News in brief

Special brigade a bust | After spending 11 million kroner yearly on the Multinational Standby High Readiness Brigade, the Defence Ministry has told the United Nations it wants to disband the elite fighting group. The brigade was Denmark's brainchild in...

Fat chance | Obese people seeking liposuction operations at the nation's public hospitals are sent to the back of the queue, according to the Gastric Bypass Association. Those referred to private hospitals are normally rejected for the procedure, despite the free choice of hospital and treatment within one month guaranteed by law, the association claims. The guarantee was suspended after the summer's health care strikes, and parliament does not reconvene to address the issue until the fall.

'New' blood | After several months of dwindling public support figures and three of its five MP's departing, the New Alliance party got a shot in the arm this weekend when Lars Seier Christensen, chief executive of Saxo Bank, joined the party. With a million kroner contribution, Christensen will be a major player behind the scenes and says he wants to 'create liberal credibility' in the party.

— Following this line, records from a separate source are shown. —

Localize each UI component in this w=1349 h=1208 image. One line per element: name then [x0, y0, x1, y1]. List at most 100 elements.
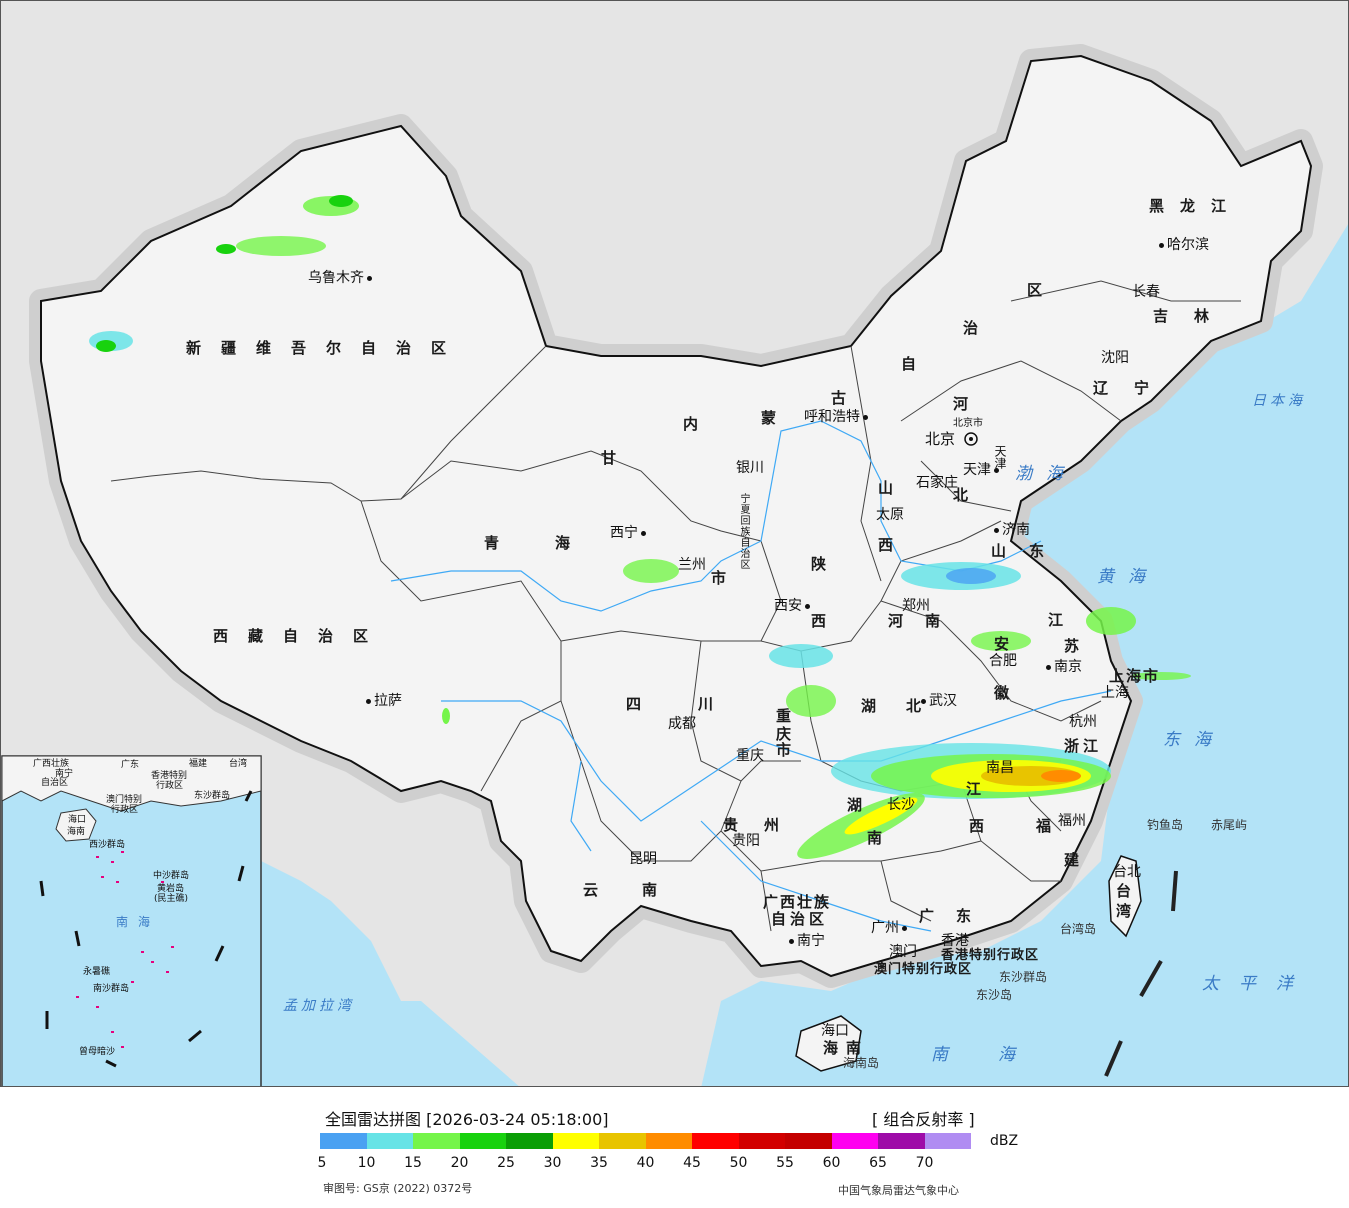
label-hebei-2: 北 — [953, 486, 969, 504]
city-urumqi: 乌鲁木齐 — [308, 271, 375, 285]
label-fujian-2: 建 — [1064, 851, 1080, 869]
legend-swatch — [459, 1133, 506, 1149]
label-henan-2: 南 — [925, 612, 941, 630]
label-jiangsu-2: 苏 — [1064, 637, 1080, 655]
label-hubei-1: 湖 — [861, 697, 877, 715]
taiwan-island — [1108, 855, 1142, 938]
legend-product: [ 组合反射率 ] — [872, 1110, 975, 1129]
label-hainan: 海南 — [823, 1039, 870, 1057]
inset-islands — [76, 851, 174, 1048]
label-fujian-1: 福 — [1036, 817, 1052, 835]
legend-tick-label: 45 — [683, 1155, 701, 1171]
city-lhasa: 拉萨 — [363, 694, 402, 708]
label-henan-1: 河 — [888, 612, 904, 630]
city-lanzhou: 兰州 — [678, 557, 706, 573]
inset-macau: 澳门特别 — [106, 795, 143, 805]
island-dongsha-qundao: 东沙群岛 — [999, 970, 1048, 984]
inset-minzhujiao: (民主礁) — [154, 894, 189, 904]
legend-swatch — [692, 1133, 739, 1149]
inset-haikou: 海口 — [68, 815, 87, 825]
legend-tick-label: 40 — [636, 1155, 655, 1171]
label-xizang: 西藏自治区 — [213, 627, 389, 645]
label-jiangxi-1: 江 — [966, 780, 982, 798]
label-taiwan-2: 湾 — [1116, 902, 1132, 920]
city-hohhot: 呼和浩特 — [804, 410, 871, 424]
legend-tick-label: 60 — [822, 1155, 841, 1171]
island-chiwei: 赤尾屿 — [1211, 818, 1248, 832]
sea-bohai: 渤海 — [1015, 464, 1077, 484]
city-taibei: 台北 — [1113, 864, 1141, 880]
inset-land — [1, 755, 262, 812]
city-hefei: 合肥 — [989, 653, 1017, 669]
label-sichuan-2: 川 — [698, 695, 714, 713]
label-chongqing-1: 重 — [776, 707, 792, 725]
label-shaanxi-1: 陕 — [811, 555, 827, 573]
label-ningxia: 宁夏回族自治区 — [738, 493, 749, 570]
legend-swatch — [924, 1133, 971, 1149]
inset-hainan — [55, 808, 97, 842]
inset-guangxi: 广西壮族 — [33, 759, 70, 769]
label-shanxi-1: 山 — [878, 479, 894, 497]
legend-swatch — [366, 1133, 413, 1149]
sea-taipingyang: 太平洋 — [1202, 974, 1313, 994]
city-changsha: 长沙 — [887, 797, 915, 813]
inset-huangyan: 黄岩岛 — [157, 884, 185, 894]
legend-swatch — [831, 1133, 878, 1149]
legend-swatch — [413, 1133, 460, 1149]
label-qinghai: 青海 — [484, 534, 627, 552]
city-tianjin: 天津 — [963, 463, 1002, 477]
label-sichuan-1: 四 — [626, 695, 642, 713]
label-neimenggu-2: 蒙 — [761, 409, 777, 427]
ocean-west — [261, 861, 401, 1001]
label-jilin: 吉林 — [1153, 307, 1236, 325]
inset-nanhai: 南海 — [116, 915, 161, 929]
city-shenyang: 沈阳 — [1101, 350, 1129, 366]
label-liaoning: 辽宁 — [1093, 379, 1176, 397]
label-hebei-1: 河 — [953, 395, 969, 413]
city-hangzhou: 杭州 — [1069, 714, 1097, 730]
label-hongkong-sar: 香港特别行政区 — [941, 948, 1040, 963]
inset-xisha: 西沙群岛 — [89, 840, 126, 850]
label-hubei-2: 北 — [906, 697, 922, 715]
label-guizhou: 贵州 — [723, 816, 806, 834]
city-changchun: 长春 — [1132, 284, 1160, 300]
sea-donghai: 东海 — [1163, 730, 1225, 750]
label-xinjiang: 新疆维吾尔自治区 — [186, 339, 467, 357]
legend-agency: 中国气象局雷达气象中心 — [838, 1184, 959, 1197]
label-neimenggu-1: 内 — [683, 415, 699, 433]
legend-tick-label: 50 — [729, 1155, 748, 1171]
legend-tick-label: 65 — [869, 1155, 887, 1171]
legend-swatch — [738, 1133, 785, 1149]
sea-huanghai: 黄海 — [1097, 567, 1159, 587]
label-neimenggu-6: 区 — [1027, 281, 1043, 299]
city-wuhan: 武汉 — [918, 694, 957, 708]
label-macau-sar: 澳门特别行政区 — [874, 962, 973, 977]
legend-swatch — [506, 1133, 553, 1149]
label-guangxi-1: 广西壮族 — [763, 893, 832, 911]
city-guiyang: 贵阳 — [732, 833, 760, 849]
legend-tick-label: 10 — [357, 1155, 376, 1171]
city-zhengzhou: 郑州 — [902, 598, 930, 614]
inset-macau-2: 行政区 — [111, 805, 139, 815]
label-yunnan: 云南 — [583, 881, 702, 899]
inset-hainan: 海南 — [67, 827, 86, 837]
label-gansu-2: 市 — [711, 569, 727, 587]
beijing-marker — [964, 432, 978, 446]
city-jinan: 济南 — [991, 523, 1030, 537]
legend-tick-label: 35 — [590, 1155, 608, 1171]
label-tianjin-shi: 天津 — [993, 445, 1007, 469]
label-guangxi-2: 自治区 — [771, 910, 829, 928]
legend-tick-label: 25 — [497, 1155, 515, 1171]
label-jiangxi-2: 西 — [969, 817, 985, 835]
sea-ribenhai: 日本海 — [1252, 393, 1306, 409]
nine-dash-line — [39, 790, 253, 1068]
city-nanchang: 南昌 — [986, 760, 1014, 776]
label-shandong-2: 东 — [1029, 542, 1045, 560]
boundary-dashes — [1104, 870, 1178, 1077]
city-haikou: 海口 — [821, 1023, 849, 1039]
legend-panel: 全国雷达拼图 [2026-03-24 05:18:00] [ 组合反射率 ] d… — [0, 1087, 1349, 1208]
city-nanning: 南宁 — [786, 934, 825, 948]
legend-approval: 审图号: GS京 (2022) 0372号 — [323, 1182, 473, 1195]
rivers — [390, 420, 1112, 932]
inset-box — [1, 755, 262, 1086]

Europe's finest | Two city establishments have cracked TripAdvisor's top 10 European restaurants list. Double Michelin-starred, Nordic-inspired Noma, which made Restaurant Magazine's World's Top 10 list earlier this year, was an obvious choice for the prestigious list. French-Danish trendy spot Formel B, also boasting a Michelin star, was the other Danish member on the list. TripAdvisor's website is visited by more than 25 million net surfers each month.

Mary effect | Australia's imports of Danish goods is directly connected to Crown Princess Mary's roots Down Under, according to the Confederation of Danish Industry (DI). Figures from Statistics Denmark show a sharp increase in Danish exports to Australia since 2003, the year Queen Margrethe gave her official approval for her son Frederik and Mary to wed. 'Australia's interest in Denmark has risen greatly over the past few years, unquestionably due to the royal relationship,' said DI's chief economist, Klaus Rasmussen. Last year, Danish exports to Australia totalled 555 million kroner.